London (SID) - Auch zwei Tage vor dem Olympia-Auftakt in London stehen noch immer nicht die Ergebnisse der letzten Dopingtests von Athen 2004 fest. Dies bekannte am Mittwoch bei der 124. Session des Internationalen Olympischen Komitees IOC-Anti-Doping-Chef Arne Ljungqvist. Die B-Proben der fünf Nachtests seien noch nicht analysiert, auch wenn die achtjährige Aufbewahrungszeit in Kürze ablaufe. Nach London sollen alle 3667 Athener Proben vernichtet werden.
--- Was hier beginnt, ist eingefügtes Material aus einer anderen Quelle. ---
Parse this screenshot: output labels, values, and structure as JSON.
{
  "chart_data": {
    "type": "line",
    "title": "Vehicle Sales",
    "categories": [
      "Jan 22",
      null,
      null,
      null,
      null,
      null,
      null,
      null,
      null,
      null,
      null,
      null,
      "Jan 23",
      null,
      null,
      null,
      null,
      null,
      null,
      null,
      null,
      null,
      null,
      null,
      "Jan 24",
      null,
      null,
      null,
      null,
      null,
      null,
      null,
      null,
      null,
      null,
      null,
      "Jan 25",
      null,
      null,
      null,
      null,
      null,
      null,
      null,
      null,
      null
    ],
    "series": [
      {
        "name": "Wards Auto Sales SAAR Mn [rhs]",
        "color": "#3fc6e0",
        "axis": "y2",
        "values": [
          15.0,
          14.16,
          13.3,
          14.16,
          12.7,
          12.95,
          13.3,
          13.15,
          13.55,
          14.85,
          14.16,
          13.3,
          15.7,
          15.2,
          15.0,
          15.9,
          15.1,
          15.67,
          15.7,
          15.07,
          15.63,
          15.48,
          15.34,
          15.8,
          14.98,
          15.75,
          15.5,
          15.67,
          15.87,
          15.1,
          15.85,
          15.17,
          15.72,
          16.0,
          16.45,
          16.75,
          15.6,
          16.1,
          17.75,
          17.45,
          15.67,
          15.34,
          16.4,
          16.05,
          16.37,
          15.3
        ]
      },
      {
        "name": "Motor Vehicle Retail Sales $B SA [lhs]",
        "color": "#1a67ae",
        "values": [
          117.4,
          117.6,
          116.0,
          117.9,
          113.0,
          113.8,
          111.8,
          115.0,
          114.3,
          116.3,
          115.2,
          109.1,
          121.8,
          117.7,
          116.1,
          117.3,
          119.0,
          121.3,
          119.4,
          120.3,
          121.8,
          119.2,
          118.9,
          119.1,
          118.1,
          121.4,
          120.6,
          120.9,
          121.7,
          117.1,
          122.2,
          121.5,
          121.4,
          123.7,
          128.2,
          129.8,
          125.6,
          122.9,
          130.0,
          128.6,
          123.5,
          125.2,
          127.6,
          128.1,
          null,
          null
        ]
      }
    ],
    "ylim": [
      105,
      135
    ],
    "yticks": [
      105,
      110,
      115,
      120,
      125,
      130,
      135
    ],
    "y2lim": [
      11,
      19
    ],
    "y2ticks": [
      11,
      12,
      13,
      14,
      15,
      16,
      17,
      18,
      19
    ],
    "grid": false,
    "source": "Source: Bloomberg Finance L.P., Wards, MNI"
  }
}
Auf Druck der Medien hatte sich das IOC erst im April dieses Jahres mit möglichen Nachkontrollen auf damals noch nicht auffindbare verbotene Substanzen beschäftigt. Ljungqvist erklärte, hätte man dies deutlich früher getan, wäre die Chance auf positive Ergebnisse nicht so hoch gewesen, weil die heutigen Analysemethoden noch gefehlt hätten. Selbstkritisch räumte er jedoch ein: "Sicher, etwas früher hätten wir es tun können."

Im April hatte sich Ljungqvist in der ARD-Sportschau noch etwas anders geäußert. Auf die Frage, warum man die Proben denn acht Jahre lagere und nicht die Chance zur nachträglichen Untersuchung nutze, meinte der Schwede: " "Warum hätten wir das tun sollen? Auf was sollten wir denn nachtesten? Die Methoden damals waren gut genug. Wir haben keine Informationen, dass damals irgendwas genommen wurde, das wir nicht testen konnten."
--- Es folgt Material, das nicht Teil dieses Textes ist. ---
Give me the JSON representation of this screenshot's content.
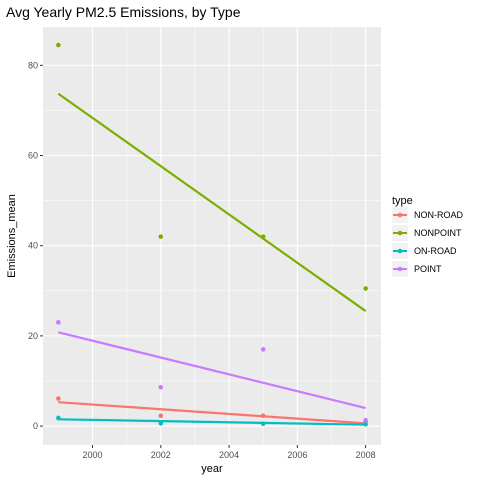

David Howman, Generaldirektor der Welt-Anti-Doping-Agentur (WADA), hatte mit Blick auf neue Nachweisverfahren beim Blutdopingmittel EPO, dem Wachstumshormon HGH und anabolen Steroiden jedoch gemeint: "Wir haben seit 2004 viel Geld in die Optimierung der Tests gesteckt. Wenn man die besseren Tests auf die Proben von 2004 anwendet, dann ist doch klar, dass man wahrscheinlich positive Fälle findet."
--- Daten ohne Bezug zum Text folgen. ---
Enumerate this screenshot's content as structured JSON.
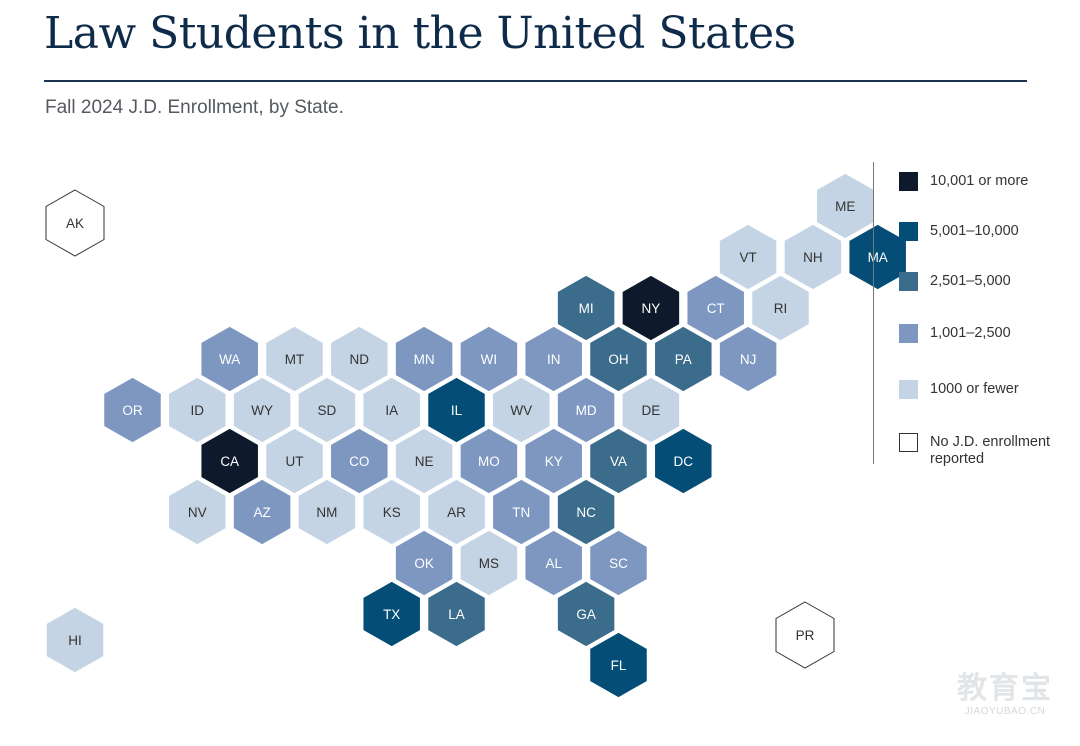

Nachtests der Proben von Winter-Olympia 2006 (Turin) auf das Epo-Folgemittel Cera waren ohne Erfolg geblieben. Doch sieben positive Befunde der Proben von Peking 2008 brachten Erkenntnisse. Nachträglich disqualifiziert wurden Stefan Schumacher (Nürtingen/13. Platz) sowie die Peking-Medaillengewinner Davide Rebellin (Italien/ebenfalls Radsport) und Rashid Ramzi (Bahrain/Leichtathletik) bestraft, der 1500-m-Gold verlor.